By Kim Madlom on June 4, 2022

Agriculture in Robertson County, TN
Michael Conti

With more than 1,200 farms covering 200,000+ acres of farmland producing tobacco, corn, wheat, soybeans, grazing cattle and other commodities, it’s not surprising that Robertson County is the third-largest agricultural county in Tennessee.

And while the region is rooted in this industry, its age makes it far from stagnant. In fact, many agriculture-related businesses and farmers in Robertson County are getting innovative, sparking evolution and change and prompting great growth in this sector.

Take, for instance, Triple J Farms, a thriving family-run operation that continues to be passed down from generation to generation. Today, it is run by fourth-generation farmer Lee Bagwell, who took over in 2018, along with his wife, Halie, and his father.

Lee and Halie Bagwell
Tennessee Farm Bureau Federation

Meet the Bagwells

Lee and Halie Bagwell were named Tennessee Farm Bureau’s 2021 Young Farmers & Ranchers of the Year, an honor based on farm and financial records from 2020 as well as leadership on the farm, in the community and in the Farm Bureau. Their farm is a diversified row-crop operation consisting of more than 1,300 acres of corn, wheat, soybeans and tobacco.

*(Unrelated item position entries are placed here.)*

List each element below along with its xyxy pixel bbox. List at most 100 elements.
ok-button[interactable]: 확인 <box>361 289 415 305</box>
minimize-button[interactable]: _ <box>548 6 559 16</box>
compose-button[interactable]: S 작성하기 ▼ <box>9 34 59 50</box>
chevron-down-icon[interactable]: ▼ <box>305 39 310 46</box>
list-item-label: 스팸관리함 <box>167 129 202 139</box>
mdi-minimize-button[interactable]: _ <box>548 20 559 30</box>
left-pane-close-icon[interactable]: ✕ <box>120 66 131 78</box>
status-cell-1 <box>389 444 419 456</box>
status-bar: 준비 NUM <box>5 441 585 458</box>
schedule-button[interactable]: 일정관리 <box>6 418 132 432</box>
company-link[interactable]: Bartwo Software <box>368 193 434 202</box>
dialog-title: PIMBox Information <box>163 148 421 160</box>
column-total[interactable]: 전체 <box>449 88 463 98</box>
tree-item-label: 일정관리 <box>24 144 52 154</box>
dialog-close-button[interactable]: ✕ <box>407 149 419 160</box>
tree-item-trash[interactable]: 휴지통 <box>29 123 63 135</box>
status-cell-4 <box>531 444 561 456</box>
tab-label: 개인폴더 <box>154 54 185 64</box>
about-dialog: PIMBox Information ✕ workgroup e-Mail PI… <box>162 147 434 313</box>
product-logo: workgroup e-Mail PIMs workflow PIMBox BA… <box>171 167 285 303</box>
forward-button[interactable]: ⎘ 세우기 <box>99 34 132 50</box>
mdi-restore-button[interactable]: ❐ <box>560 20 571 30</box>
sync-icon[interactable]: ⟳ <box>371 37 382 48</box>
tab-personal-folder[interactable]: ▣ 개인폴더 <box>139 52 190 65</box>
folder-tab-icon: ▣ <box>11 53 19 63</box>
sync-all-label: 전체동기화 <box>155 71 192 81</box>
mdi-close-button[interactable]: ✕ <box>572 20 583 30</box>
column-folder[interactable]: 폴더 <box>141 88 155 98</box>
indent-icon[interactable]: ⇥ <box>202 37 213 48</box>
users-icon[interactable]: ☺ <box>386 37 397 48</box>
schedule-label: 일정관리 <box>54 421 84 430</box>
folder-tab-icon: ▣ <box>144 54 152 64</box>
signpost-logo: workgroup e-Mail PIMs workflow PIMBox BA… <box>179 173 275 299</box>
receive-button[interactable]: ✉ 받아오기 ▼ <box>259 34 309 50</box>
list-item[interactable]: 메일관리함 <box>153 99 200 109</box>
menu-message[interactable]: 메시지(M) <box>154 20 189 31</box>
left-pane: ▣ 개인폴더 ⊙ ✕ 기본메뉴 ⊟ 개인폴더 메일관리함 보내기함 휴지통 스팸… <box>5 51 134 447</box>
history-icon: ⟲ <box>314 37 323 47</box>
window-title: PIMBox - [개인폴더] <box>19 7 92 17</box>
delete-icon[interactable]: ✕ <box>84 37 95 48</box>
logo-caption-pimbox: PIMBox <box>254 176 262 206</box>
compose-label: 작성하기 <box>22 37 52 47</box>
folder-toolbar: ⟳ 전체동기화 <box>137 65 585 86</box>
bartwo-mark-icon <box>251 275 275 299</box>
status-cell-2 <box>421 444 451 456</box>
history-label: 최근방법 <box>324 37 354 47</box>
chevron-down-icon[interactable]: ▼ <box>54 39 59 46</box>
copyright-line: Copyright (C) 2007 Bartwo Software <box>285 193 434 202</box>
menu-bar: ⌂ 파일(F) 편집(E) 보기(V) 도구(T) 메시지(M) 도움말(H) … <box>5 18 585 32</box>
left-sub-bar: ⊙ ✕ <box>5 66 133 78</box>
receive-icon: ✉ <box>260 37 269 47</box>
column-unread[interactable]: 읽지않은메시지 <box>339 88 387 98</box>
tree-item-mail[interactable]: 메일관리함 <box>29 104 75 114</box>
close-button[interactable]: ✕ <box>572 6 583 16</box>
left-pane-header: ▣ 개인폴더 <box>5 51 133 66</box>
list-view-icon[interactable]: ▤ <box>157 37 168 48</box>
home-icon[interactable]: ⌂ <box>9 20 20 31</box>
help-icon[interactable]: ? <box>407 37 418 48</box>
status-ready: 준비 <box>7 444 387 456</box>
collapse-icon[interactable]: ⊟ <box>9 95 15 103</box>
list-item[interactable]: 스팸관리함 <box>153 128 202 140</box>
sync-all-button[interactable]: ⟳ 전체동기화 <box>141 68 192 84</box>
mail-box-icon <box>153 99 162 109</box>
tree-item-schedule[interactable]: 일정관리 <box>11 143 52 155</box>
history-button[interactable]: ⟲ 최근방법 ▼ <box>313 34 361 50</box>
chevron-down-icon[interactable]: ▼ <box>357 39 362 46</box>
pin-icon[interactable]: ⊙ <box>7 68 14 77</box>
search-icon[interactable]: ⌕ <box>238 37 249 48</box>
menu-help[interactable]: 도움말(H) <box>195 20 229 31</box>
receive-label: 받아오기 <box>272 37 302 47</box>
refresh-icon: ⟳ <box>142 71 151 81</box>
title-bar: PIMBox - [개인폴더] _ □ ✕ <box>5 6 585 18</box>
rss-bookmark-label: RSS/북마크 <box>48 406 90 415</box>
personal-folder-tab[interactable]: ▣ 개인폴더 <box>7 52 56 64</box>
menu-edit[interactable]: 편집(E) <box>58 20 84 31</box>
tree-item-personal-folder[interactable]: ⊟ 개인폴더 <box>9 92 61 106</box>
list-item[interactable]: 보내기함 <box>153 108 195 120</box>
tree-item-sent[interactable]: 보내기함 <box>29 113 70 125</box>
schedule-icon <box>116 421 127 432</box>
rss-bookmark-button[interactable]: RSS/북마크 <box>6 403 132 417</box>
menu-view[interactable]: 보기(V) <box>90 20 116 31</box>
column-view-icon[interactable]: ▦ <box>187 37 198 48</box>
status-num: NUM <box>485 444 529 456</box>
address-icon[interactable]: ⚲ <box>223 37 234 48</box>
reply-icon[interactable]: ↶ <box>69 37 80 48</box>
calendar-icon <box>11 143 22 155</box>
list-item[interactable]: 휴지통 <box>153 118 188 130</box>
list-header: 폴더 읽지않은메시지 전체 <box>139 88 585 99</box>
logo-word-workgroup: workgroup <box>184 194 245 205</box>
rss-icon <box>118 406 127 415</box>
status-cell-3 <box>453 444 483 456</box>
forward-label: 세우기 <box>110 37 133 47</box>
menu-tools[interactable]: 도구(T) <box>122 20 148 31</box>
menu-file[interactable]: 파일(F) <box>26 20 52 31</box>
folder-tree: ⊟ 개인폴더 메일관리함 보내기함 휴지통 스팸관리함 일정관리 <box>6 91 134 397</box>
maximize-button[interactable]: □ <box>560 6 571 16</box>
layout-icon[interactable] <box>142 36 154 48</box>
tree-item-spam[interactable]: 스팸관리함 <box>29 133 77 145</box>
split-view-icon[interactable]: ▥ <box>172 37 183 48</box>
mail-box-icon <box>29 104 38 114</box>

The Bagwells plan to keep the tradition going and pass the farm along to a fifth generation in the future. “It’s everyone’s goal when it comes to farming to have something to hand down to our children,” Lee says.

He and Halie have two sons, John Lee and Jackson Cole. While farming often has deep historical roots in a family, it also sees constant change. “We’re always looking into ways to better the farm,” Lee says, such as using global positioning satellite technology to pinpoint where fertilizer may be needed or where crop populations should be increased or decreased.

Sarah Bellos, owner of Stony Creek Colors in Springfield, TN

A Colorful Future in Springfield

Growing in a slightly different direction is Springfield’s Stony Creek Colors, a company that for nearly 10 years has invested in research and development to bring plant-based indigo dye to the forefront, and farmers are at the heart of the business. Producing indigo creates another income stream for farmers, and it improves soil health when planted in rotation with other crops, such as corn and tobacco.

“We envision a vibrant fashion industry that values clean and natural colors used as a source of restoration, bringing life to the places it’s grown, dyed with and worn,” says Sarah Bellos, founder and CEO of Stony Creek.

And the company is seeing great success. It has partnerships with top brands, such as Patagonia, Wrangler and J.Crew.

Harnessing Hemp in Tennessee

Yet another example of innovation in agriculture can be seen when one looks to the Gunn family, who has been farming the same land in Robertson County since 1904.

Jonathan Gunn worked on the family farm growing up and pursued an agronomy degree. He and his friend, Jesse Riggins, who has a background in chemistry and health care, dreamt of one day owning their own agriculture business within the hemp industry.

Along with Jonathan’s brother, Josh, and his wife, Kathy, who brought more than two decades of experience in agriculture and business to the operation, today, their company, Gunny’s, grows, processes and markets hemp-based CBD products.

“We are focused on making products that change and improve people’s lives. That’s what motivates us.”

Kathy Gunn

“One of the coolest things about our company is that we have the proper pieces in place to be able to do what we are doing,” says Kathy Gunn, noting their combined expertise in farming, science, health care and business. Mix their know-how, passion and commitment, and the result, Kathy says, is an exceptional product.

The CBD industry is thriving across the country since hemp was legalized by the federal Farm Bill. Advocates say CBD products help with sleep, relieve muscle aches and improve skin, among other benefits.

What sets Gunny’s apart is vertical integration, meaning they grow the hemp, extract oil from the plants, distill the oil to a clean and pure state, and make the final products. “We do everything from start to finish,” Kathy says. “There’s a trust factor between us and our customers.”